The United Kingdom is taking decisive steps toward regulating the evolving crypto-asset sector with the release of its draft crypto regime, a move that integrates key activities such as trading, custody, lending, and staking into the Financial Services and Markets Act (FSMA) framework.
Laura Talvitie, a digital assets and crypto specialist at PwC UK, describes this as a “strong step” but cautions that the UK is still playing catch-up in the global race for regulatory leadership.
As outlined in PwC’s Global Crypto Regulation Report 2025, regulatory clarity is replacing uncertainty worldwide, with jurisdictions like the EU, US, Singapore, Hong Kong, and the UAE setting high standards through frameworks like MiCAR, ETF regulations, and stablecoin licensing.
For the UK to cement its position as one of the global leaders in digital assets, Talvitie emphasizes the need for faster action and sustained momentum.
The draft legislation, commented on by Hannah Meakin, a partner at Norton Rose Fulbright, provides a foundational framework that firms have eagerly anticipated to shape their UK strategies.
While not exhaustive, the legislation builds on feedback from October 2023 and updates in November 2024, incorporating industry input to refine its scope.
It categorizes cryptoassets into qualifying cryptoassets, fiat-backed stablecoins, and specified investment cryptoassets, aiming to exclude non-investment cryptoassets from regulation—a goal whose success remains uncertain.
Key activities, including issuing stablecoins, safeguarding, operating trading platforms, dealing, arranging, and staking, are further defined, though Meakin notes that debates over their precise scope are likely to persist.

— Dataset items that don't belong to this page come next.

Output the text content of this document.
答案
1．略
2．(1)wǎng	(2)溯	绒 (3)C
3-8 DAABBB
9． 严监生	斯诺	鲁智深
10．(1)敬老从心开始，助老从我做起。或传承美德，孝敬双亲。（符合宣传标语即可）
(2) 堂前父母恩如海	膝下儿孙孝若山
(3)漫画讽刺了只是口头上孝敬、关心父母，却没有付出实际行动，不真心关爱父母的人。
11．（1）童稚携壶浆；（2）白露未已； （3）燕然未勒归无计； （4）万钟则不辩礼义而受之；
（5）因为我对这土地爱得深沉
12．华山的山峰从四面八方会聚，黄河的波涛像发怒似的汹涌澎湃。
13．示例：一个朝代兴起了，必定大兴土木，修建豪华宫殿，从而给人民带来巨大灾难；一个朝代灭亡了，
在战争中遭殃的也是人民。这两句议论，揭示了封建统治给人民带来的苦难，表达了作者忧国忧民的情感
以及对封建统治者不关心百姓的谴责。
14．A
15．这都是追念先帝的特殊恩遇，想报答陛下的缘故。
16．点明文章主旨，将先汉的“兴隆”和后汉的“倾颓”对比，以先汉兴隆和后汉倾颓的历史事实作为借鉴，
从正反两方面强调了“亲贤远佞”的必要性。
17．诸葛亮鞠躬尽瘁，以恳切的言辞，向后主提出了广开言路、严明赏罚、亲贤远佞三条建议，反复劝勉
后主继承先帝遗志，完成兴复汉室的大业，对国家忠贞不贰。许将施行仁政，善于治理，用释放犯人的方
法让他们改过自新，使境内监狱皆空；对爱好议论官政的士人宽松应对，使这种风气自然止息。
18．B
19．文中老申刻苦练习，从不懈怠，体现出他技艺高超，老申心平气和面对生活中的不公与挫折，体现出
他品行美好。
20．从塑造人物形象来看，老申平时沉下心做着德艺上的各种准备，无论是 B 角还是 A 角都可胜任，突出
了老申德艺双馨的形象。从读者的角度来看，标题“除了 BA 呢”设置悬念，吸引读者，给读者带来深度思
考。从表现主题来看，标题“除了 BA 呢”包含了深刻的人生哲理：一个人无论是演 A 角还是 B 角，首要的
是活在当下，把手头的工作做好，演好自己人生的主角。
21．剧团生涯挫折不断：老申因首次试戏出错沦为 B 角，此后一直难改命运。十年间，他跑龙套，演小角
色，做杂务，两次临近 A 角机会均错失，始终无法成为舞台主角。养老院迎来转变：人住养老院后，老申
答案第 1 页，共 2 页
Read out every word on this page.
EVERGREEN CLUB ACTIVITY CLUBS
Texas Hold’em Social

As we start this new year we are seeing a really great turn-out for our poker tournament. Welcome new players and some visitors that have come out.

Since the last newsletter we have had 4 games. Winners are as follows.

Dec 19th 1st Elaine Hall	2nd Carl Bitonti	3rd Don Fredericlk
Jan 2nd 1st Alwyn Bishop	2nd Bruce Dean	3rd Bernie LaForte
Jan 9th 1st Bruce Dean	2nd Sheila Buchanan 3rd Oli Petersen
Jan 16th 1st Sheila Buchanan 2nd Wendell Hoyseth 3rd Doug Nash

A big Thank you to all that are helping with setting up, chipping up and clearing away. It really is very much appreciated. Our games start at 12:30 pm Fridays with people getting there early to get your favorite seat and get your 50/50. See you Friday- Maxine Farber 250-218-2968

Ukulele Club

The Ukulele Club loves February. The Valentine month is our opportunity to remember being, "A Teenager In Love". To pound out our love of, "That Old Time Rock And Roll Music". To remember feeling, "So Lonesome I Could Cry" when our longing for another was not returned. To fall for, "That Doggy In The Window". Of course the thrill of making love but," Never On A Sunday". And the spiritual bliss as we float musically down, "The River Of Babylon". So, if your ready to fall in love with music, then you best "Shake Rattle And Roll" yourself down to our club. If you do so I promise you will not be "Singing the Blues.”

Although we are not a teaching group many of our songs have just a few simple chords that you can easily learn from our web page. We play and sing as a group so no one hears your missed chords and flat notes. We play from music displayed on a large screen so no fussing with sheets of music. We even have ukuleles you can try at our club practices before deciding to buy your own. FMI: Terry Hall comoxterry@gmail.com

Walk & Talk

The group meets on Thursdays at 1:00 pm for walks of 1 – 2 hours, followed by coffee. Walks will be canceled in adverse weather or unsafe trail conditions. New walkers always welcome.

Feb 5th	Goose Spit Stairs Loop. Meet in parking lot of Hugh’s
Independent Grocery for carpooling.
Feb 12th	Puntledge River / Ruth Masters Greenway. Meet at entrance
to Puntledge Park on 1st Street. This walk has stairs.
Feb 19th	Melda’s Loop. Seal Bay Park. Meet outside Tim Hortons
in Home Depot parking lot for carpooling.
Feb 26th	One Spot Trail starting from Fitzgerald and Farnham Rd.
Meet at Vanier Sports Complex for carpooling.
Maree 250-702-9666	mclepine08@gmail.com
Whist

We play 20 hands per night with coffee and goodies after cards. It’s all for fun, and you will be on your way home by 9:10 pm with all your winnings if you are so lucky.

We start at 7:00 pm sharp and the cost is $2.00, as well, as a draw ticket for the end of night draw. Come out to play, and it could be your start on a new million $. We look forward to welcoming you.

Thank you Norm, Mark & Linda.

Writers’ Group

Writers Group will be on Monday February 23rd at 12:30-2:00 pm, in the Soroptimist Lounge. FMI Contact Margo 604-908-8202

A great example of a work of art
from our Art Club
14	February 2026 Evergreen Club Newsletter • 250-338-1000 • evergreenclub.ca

The legislation also clarifies territorial scope, offering relief for non-UK firms dealing exclusively with institutional clients.
Additionally, authorized firms will not need separate registration under the Money Laundering Regulations but must notify the Financial Conduct Authority (FCA) and comply with anti-money laundering (AML) requirements.
However, Meakin stresses that the regime is far from complete.
The FCA must now outline application periods, processes, and requirements for new firms and those seeking variations of permission.
Upcoming discussion and consultation papers, as part of the FCA’s crypto roadmap, will provide further details critical to ongoing efforts.
Azariah Nukajam, Gemini’s Head of UK Regulation & Compliance, shared insights with CI, welcoming the draft Statutory Instrument (SI) as a “significant step forward” that brings clarity to the regulatory perimeter.
For Gemini, a firm rooted in compliance, this aligns with their “ask for permission, not forgiveness” ethos.
Nukajam highlights the UK’s potential to become a crypto hub, leveraging a second-mover advantage behind frameworks like the EU’s MiCAR and the pro-crypto stance of the incoming US administration.
The draft SI brings cryptoasset activities under FSMA’s “regulated activities,” requiring authorization for certain operations and aligning crypto with traditional finance (TradFi) standards on operational resilience, AML compliance, and market abuse prevention.
The regime emphasizes consumer protection through enhanced transparency, disclosure, and client asset safeguarding, ensuring investors receive clear information and their assets are secure.
Nukajam notes the government’s commitment to fostering responsible crypto innovation, with regulation designed to boost market confidence and support growth.
A phased implementation will give businesses time to adapt, with further guidance expected from the FCA and Prudential Regulation Authority (PRA).
While the draft legislation marks progress, challenges remain.
For instance, the UK must balance innovation with robust oversight to compete globally.
As Talvitie explains, speed is critical to avoid falling behind jurisdictions with more advanced frameworks.
The FCA’s forthcoming consultations will be pivotal in providing the granular details firms need to navigate the new guidelines.